Posted by Christine Hurt

David Brooks has an editorial today, Ward Three Mentality, that is strongly reminiscent of Bonfire of the Vanities, a brilliant book by Tom Wolfe chronicling the events of the 1980s mostly through the perspective of a bond trader who fancies himself a "Master of the Universe."  (Unfortunately, the legacy of the book was utterly destroyed by its being made into one of the worst movies of all time, with the bizarre cast of Tom Hanks (as the bond trader), Melanie Griffith and Bruce Willis.)

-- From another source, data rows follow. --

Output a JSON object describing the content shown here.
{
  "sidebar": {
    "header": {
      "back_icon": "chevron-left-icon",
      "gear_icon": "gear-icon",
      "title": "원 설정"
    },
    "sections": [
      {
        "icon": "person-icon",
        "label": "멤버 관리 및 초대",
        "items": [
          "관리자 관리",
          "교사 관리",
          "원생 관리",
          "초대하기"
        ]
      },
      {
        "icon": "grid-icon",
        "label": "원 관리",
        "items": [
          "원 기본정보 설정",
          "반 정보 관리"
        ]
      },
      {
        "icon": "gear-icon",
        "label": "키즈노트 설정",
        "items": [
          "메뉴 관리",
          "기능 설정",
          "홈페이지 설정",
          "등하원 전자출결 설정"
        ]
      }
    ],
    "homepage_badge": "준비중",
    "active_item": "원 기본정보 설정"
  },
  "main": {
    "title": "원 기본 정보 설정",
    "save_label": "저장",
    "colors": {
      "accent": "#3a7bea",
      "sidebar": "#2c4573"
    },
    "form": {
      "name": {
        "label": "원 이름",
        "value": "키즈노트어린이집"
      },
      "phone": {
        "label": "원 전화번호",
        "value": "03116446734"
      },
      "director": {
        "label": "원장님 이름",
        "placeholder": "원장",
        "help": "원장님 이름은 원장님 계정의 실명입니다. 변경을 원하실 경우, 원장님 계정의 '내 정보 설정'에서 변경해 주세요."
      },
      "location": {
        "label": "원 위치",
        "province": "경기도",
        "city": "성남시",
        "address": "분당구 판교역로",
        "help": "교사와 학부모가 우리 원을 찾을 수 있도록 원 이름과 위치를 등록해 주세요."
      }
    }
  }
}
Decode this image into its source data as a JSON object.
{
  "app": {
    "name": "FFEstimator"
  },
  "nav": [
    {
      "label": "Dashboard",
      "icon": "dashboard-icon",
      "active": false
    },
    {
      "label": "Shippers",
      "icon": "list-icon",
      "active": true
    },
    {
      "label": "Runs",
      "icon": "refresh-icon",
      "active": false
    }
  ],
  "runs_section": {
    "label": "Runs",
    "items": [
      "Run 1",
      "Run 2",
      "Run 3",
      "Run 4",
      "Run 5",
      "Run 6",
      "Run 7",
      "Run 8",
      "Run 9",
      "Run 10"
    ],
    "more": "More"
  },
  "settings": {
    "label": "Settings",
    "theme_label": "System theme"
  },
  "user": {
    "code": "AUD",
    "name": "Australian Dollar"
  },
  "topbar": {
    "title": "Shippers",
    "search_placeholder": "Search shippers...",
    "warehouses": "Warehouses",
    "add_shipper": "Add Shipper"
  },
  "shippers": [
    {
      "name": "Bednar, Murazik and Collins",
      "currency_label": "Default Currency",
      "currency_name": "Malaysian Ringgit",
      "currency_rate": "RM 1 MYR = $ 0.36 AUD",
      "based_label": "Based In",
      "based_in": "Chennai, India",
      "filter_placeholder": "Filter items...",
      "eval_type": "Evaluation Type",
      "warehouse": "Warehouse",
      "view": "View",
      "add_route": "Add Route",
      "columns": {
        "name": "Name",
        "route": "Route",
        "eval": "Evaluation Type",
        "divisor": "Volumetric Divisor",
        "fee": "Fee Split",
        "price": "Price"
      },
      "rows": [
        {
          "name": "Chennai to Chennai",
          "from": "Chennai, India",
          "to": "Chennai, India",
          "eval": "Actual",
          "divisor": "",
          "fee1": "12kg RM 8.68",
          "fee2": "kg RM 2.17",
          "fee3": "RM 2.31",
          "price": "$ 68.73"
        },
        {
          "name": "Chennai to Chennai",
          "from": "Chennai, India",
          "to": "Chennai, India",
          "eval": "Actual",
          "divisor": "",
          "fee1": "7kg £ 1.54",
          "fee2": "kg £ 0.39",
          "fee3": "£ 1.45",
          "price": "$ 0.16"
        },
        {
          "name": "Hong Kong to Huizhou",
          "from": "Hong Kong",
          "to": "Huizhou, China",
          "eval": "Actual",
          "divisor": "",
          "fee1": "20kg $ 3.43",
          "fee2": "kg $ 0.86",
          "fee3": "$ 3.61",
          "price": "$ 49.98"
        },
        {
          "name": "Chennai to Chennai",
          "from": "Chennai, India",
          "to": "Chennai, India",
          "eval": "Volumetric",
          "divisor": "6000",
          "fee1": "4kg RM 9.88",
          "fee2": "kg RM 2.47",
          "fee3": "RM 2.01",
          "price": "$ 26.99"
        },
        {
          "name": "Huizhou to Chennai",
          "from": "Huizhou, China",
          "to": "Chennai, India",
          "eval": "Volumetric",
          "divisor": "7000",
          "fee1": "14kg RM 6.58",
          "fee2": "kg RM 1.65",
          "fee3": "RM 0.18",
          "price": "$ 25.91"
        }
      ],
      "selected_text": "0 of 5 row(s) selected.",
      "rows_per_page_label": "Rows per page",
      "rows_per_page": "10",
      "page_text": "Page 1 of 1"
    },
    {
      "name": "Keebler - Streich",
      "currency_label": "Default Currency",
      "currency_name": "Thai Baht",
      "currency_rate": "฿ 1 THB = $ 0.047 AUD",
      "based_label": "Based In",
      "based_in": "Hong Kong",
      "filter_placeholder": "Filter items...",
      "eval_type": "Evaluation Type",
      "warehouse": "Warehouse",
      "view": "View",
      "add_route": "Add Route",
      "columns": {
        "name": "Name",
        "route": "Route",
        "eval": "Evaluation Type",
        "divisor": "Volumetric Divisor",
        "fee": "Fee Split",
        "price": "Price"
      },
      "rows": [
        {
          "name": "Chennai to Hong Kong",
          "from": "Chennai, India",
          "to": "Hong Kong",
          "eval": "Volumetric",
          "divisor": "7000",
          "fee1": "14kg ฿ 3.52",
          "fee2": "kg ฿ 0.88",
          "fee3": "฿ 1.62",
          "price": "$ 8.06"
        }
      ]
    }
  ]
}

Brooks' editorial today pits the ultra-wealthy against a group he calls the "Ward Three" community.  I've never lived in Washington, D.C., but I get the picture:  "Ward Three is a section of Northwest Washington, D.C., where many Democratic staffers, regulators, journalists, lawyers, Obama aides and senior civil servants live. . . .On any given Saturday, half the people in Ward Three are arranging panel discussions for the other half to participate in.  They live in modest homes with recently renovated kitches and Nordic Track machines crammed into the kids' play areas downstairs. . . .As lawyers, TV producers and senior civil servants, they make decent salaries, but 60 percent of their disposable income goes to private school tuition and study abroad trips.  They have little left over to spend on themselve,s which generates deep and unacknowledged self-pity ["Sublimated Liquidity Rage"]. . .At work they are flattered and feared.  But they still have to go home and clean out the gutters because they can't afford full-time household help ["Status-Income Disequilibrium"]. . . As law school grads, they resent B-school grads.  As Washingtonians, they resent New Yorkers.  As policy wonks, they resnt people with good bone structure.  In short, people in Ward Three disdain three things;  cleavage, hunting and dumb people who are richer than they are."

In short, this was one of the conflicts in Bonfire:  the assistant district attorney who can't figure out how to pay for a nanny and takes the subway to work, carrying his Johnston & Murphy shoes to change into later versus the bond trader, who can't really describe what he does to his son and has a mistress with ample cleavage.

Obviously, the conflict Brooks sees today still has plenty of fodder for a new novel on class, society, greed and money twenty years later.  Who would be the archetype for Sherman McCoy, our hated bond trader?  The ADA?  Surely the journalist (Bruce Willis) would be a blogger.